DOUBLE DISCRIMINATION
Protecting homosexual Asian teens from discrimination requires double-duty measures, advocates say. Ofie Virtucio, a coordinator for AQUA, San Francisco’s only citywide organization for gay Asian American teenagers, maintains that they are especially likely to be closeted and ignored. “Asians are the model minorities,” she says, describing a common stereotype. “They can’t be gay or at risk; they don’t commit suicide or self-mutilate.”

In reality, Kim says, “There are many API youths in the California public school system who are gay or perceived as being gay and face angry discrimination and harassment. And there is nothing to adequately protect them.”

As Kwok and thousands of others might attest, to be young, gay and APA is to simultaneously confront the ugly specters of barriers and discrimination that come with being gay in America and those that come with being Asian in America. “With the anti-Asian sentiment, students are harassed more for being Asian because it’s more visible than sexuality.” says San Francisco school district counselor Crystal Jang.

“People don’t think there are API gays and lesbians,” Virtucio says. “There is hardly any research, and no money goes to them.”

Consequently, no one knows precisely how many of San Francisco’s Asian American children are gay. But if the often quoted figure of 10 percent of a population holds, the figure could exceed 1,300 in the public junior high and high schools alone.

Despite that, Jang recalled that teachers asked to identify students whom they thought might be gay or lesbian select mostly white teens, even though the district is less than 15 percent Caucasian and close to half Asian and Asian American. But Asian American students, says Jang, account for about 90 percent of the kids she sees through the district’s Support Services for Sexual Minorities Youth Program.

Though there are more support groups for gay youths than ever before, Virtucio said many Asian American teens find it difficult to fit in. Nor do they have any role models.
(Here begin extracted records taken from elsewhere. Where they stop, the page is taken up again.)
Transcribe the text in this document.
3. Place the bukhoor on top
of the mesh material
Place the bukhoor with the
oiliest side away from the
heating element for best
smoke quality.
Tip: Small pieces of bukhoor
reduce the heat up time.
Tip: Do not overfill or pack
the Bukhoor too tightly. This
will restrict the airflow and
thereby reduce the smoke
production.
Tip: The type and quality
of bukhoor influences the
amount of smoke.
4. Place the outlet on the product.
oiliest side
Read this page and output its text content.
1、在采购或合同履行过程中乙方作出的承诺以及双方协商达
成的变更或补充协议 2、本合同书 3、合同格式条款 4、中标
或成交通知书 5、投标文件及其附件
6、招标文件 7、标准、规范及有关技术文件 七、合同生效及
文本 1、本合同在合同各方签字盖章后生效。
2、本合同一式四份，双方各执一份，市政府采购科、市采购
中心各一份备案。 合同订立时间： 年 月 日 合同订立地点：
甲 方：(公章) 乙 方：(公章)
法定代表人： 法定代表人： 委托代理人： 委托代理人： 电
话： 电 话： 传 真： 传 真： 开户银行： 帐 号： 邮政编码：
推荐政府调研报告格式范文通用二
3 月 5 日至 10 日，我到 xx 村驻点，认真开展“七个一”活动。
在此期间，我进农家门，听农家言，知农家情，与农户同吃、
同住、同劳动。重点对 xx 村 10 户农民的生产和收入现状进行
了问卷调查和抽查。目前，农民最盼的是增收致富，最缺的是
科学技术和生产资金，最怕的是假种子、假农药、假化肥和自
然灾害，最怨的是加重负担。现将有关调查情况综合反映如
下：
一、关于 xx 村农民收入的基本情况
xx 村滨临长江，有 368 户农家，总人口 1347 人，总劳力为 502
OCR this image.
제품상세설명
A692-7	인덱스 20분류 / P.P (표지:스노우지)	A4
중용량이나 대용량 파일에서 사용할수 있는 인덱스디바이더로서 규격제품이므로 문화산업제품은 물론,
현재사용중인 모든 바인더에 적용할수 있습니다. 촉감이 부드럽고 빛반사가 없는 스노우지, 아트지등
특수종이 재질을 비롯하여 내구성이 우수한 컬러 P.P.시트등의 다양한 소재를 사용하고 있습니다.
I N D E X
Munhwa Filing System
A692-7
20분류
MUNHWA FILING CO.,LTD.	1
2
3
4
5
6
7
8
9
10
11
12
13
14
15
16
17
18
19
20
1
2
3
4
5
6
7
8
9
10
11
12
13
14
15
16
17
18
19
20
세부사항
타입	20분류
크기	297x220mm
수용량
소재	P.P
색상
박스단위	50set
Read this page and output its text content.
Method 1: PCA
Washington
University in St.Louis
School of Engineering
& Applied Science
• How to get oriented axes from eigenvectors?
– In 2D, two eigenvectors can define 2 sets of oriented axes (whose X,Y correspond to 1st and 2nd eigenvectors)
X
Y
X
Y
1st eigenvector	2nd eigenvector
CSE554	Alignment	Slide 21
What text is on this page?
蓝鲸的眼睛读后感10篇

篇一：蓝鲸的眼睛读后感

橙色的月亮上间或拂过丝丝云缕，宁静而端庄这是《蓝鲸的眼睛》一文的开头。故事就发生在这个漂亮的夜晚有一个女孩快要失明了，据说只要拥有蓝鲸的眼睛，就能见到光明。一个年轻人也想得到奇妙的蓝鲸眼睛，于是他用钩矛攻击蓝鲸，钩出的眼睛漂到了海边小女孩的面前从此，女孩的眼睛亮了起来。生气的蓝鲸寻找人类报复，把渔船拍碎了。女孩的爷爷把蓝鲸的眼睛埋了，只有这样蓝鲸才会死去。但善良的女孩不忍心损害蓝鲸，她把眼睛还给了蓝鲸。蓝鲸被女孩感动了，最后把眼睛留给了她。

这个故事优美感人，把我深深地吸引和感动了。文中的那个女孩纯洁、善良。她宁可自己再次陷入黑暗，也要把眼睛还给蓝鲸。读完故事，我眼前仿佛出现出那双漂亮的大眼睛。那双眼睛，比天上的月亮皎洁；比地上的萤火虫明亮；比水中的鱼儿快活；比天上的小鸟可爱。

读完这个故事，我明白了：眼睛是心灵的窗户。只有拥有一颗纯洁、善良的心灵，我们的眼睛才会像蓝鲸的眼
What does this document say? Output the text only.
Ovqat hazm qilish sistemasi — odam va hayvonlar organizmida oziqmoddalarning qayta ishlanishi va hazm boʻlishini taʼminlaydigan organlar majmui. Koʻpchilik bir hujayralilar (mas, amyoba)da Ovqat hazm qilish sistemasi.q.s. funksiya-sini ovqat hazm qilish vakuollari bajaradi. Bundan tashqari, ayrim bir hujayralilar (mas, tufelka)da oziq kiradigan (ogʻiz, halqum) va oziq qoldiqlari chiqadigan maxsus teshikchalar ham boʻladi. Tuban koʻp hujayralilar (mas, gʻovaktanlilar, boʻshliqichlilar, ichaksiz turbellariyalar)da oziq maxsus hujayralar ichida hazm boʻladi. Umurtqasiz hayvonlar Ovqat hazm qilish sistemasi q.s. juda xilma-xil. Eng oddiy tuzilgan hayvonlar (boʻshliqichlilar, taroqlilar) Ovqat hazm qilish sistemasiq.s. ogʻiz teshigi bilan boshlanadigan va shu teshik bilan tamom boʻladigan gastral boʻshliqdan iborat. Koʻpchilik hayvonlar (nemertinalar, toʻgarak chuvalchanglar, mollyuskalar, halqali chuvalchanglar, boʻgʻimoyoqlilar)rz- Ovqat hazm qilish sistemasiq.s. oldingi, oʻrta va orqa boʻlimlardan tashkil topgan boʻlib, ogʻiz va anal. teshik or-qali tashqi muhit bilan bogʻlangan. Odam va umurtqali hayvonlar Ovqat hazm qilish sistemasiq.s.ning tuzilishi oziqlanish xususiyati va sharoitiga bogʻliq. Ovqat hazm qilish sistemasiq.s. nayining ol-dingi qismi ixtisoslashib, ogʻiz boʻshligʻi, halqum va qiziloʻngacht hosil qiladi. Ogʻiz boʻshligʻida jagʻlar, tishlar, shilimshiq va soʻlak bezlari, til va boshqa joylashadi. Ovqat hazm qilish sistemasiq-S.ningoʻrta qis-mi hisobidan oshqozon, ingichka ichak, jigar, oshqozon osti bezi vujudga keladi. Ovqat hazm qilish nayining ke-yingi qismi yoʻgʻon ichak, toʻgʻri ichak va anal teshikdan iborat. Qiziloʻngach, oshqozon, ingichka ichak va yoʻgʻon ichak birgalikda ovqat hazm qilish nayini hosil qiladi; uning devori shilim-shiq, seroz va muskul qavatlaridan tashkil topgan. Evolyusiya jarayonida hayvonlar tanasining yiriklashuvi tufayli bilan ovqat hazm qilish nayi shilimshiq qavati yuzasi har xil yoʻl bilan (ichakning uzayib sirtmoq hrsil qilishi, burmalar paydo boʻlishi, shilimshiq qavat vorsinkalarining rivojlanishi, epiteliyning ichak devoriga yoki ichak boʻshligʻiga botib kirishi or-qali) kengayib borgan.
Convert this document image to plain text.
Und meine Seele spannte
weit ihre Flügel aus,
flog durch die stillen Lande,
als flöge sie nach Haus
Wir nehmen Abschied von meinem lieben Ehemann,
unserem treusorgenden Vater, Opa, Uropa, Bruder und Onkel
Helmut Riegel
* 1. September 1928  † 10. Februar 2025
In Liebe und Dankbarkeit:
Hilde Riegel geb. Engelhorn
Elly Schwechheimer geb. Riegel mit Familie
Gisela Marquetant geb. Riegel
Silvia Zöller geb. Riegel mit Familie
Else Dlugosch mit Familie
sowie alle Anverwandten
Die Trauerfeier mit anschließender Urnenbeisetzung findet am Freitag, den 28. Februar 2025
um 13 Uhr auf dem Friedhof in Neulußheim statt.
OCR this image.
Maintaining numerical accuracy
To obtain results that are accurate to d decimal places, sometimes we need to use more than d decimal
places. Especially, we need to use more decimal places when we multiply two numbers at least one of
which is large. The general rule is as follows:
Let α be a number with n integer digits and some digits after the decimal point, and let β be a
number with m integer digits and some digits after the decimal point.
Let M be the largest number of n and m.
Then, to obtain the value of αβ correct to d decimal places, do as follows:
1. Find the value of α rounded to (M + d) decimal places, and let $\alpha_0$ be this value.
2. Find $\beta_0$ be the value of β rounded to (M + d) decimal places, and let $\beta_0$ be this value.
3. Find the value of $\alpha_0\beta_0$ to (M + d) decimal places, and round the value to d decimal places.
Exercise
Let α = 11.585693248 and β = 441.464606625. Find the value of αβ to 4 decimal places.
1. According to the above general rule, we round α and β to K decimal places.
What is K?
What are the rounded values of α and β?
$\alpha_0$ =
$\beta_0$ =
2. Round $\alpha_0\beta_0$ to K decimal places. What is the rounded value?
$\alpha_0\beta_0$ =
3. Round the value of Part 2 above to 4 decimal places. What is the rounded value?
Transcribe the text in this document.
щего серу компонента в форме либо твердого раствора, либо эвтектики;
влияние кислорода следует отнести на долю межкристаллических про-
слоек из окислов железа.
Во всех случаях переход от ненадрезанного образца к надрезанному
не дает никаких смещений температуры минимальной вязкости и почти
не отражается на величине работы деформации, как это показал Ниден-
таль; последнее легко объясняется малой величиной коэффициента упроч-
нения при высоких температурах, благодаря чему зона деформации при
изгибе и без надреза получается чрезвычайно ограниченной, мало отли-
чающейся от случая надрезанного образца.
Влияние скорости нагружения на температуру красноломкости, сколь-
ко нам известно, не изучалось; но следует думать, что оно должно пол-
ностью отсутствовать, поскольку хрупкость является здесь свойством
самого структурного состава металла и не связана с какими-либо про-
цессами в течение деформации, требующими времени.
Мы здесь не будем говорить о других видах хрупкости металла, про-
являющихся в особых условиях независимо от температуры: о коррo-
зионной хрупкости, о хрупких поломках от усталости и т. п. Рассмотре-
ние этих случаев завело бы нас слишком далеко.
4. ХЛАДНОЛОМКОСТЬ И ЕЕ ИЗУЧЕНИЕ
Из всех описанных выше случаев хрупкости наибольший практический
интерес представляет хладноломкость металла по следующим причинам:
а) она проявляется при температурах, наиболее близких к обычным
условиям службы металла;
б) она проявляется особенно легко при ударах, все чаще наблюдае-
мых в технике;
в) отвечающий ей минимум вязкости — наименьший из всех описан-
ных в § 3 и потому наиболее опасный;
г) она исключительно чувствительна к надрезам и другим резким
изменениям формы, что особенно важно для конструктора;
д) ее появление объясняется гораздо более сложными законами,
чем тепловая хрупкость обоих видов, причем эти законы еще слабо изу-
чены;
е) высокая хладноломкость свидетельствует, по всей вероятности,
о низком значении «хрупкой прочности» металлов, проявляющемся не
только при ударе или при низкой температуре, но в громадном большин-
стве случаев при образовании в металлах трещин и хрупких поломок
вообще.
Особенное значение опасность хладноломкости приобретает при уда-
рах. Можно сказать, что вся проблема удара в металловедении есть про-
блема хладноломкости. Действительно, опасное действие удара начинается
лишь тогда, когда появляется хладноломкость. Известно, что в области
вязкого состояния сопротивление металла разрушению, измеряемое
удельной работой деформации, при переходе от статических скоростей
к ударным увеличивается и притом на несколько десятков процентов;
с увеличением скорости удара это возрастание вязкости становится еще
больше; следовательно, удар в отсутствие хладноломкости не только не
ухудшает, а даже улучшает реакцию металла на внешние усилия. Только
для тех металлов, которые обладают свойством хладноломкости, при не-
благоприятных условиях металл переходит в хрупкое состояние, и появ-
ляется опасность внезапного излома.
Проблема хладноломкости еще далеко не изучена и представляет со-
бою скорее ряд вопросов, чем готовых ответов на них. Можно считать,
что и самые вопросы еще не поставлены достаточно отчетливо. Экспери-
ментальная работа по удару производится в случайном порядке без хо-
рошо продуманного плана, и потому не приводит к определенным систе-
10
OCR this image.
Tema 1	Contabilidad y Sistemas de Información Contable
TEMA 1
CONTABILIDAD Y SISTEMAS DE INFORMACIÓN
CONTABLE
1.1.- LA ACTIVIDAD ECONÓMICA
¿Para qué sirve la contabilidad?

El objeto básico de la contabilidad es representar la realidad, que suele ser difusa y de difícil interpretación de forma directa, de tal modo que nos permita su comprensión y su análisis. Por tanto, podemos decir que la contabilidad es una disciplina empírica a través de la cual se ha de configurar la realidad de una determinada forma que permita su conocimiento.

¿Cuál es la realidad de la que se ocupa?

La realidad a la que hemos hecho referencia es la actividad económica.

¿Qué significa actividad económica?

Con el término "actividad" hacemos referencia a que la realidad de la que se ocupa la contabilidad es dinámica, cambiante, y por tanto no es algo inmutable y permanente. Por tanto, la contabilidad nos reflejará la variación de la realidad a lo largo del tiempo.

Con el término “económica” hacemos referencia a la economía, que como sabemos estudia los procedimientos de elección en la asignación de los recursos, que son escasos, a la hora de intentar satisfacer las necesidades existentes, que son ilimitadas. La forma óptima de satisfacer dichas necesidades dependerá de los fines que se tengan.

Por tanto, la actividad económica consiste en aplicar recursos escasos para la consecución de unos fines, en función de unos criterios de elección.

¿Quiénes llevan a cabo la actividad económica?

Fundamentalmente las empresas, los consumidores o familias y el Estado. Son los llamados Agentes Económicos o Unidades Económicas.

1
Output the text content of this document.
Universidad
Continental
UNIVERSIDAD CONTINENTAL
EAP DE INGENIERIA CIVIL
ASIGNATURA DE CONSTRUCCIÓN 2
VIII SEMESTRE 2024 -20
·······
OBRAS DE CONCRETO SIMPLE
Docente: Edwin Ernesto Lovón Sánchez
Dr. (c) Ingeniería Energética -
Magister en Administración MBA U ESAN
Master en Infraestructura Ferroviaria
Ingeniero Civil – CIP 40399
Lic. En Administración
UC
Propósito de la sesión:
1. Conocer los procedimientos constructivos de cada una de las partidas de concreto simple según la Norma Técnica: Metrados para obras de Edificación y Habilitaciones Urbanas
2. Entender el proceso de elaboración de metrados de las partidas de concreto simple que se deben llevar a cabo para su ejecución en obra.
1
This decade’s most noted gays and lesbians -- actresses Ellen DeGeneres and Anne Heche, Ambassador James Hormel and former Wisconsin congressman Steve Gunderson, Migden and Kuehl -- are all white, and so is society’s perception of gay America.

‘A CHANNEL TO COME OUT’
Virtucio says that lack of representation means that most Asian American kids come out at later ages than their white counterparts. “People look at the community and based on that ask, ‘Would I want to be like that; would I fit in?’ But they often cannot relate to their white peers.

“They can’t go to programs for queer gay youths when no one speaks their language,” Virtucio says. “How can they be understood when they talk about their close-knit family they can never come out to? They need to see people like them.

“Even if it’s just serving rice, they need something familiar so they could [relate] and feel like they could be part of this community,” says Virtucio, who touts her four-year-old group as “a channel to come out.”

In the summer, 20 to 30 teens -- half of whom are immigrants -- go to AQUA’s weekly drop-in sessions. Though the group initially attracted mostly college-age men, most of its members today are younger, and half are female.

At a recent get-together, the girls seemed much less vocal than boys, and though several young men agreed to be interviewed, no girls did. Jang explains that girls are more likely than boys to refrain from expressing their sexuality, possibly because of the shame they think they may bring on themselves and their families. One girl, she recalled, fell in love with her godsister and wanted to tell her, but she was afraid that if she did, everyone in Chinatown would find out.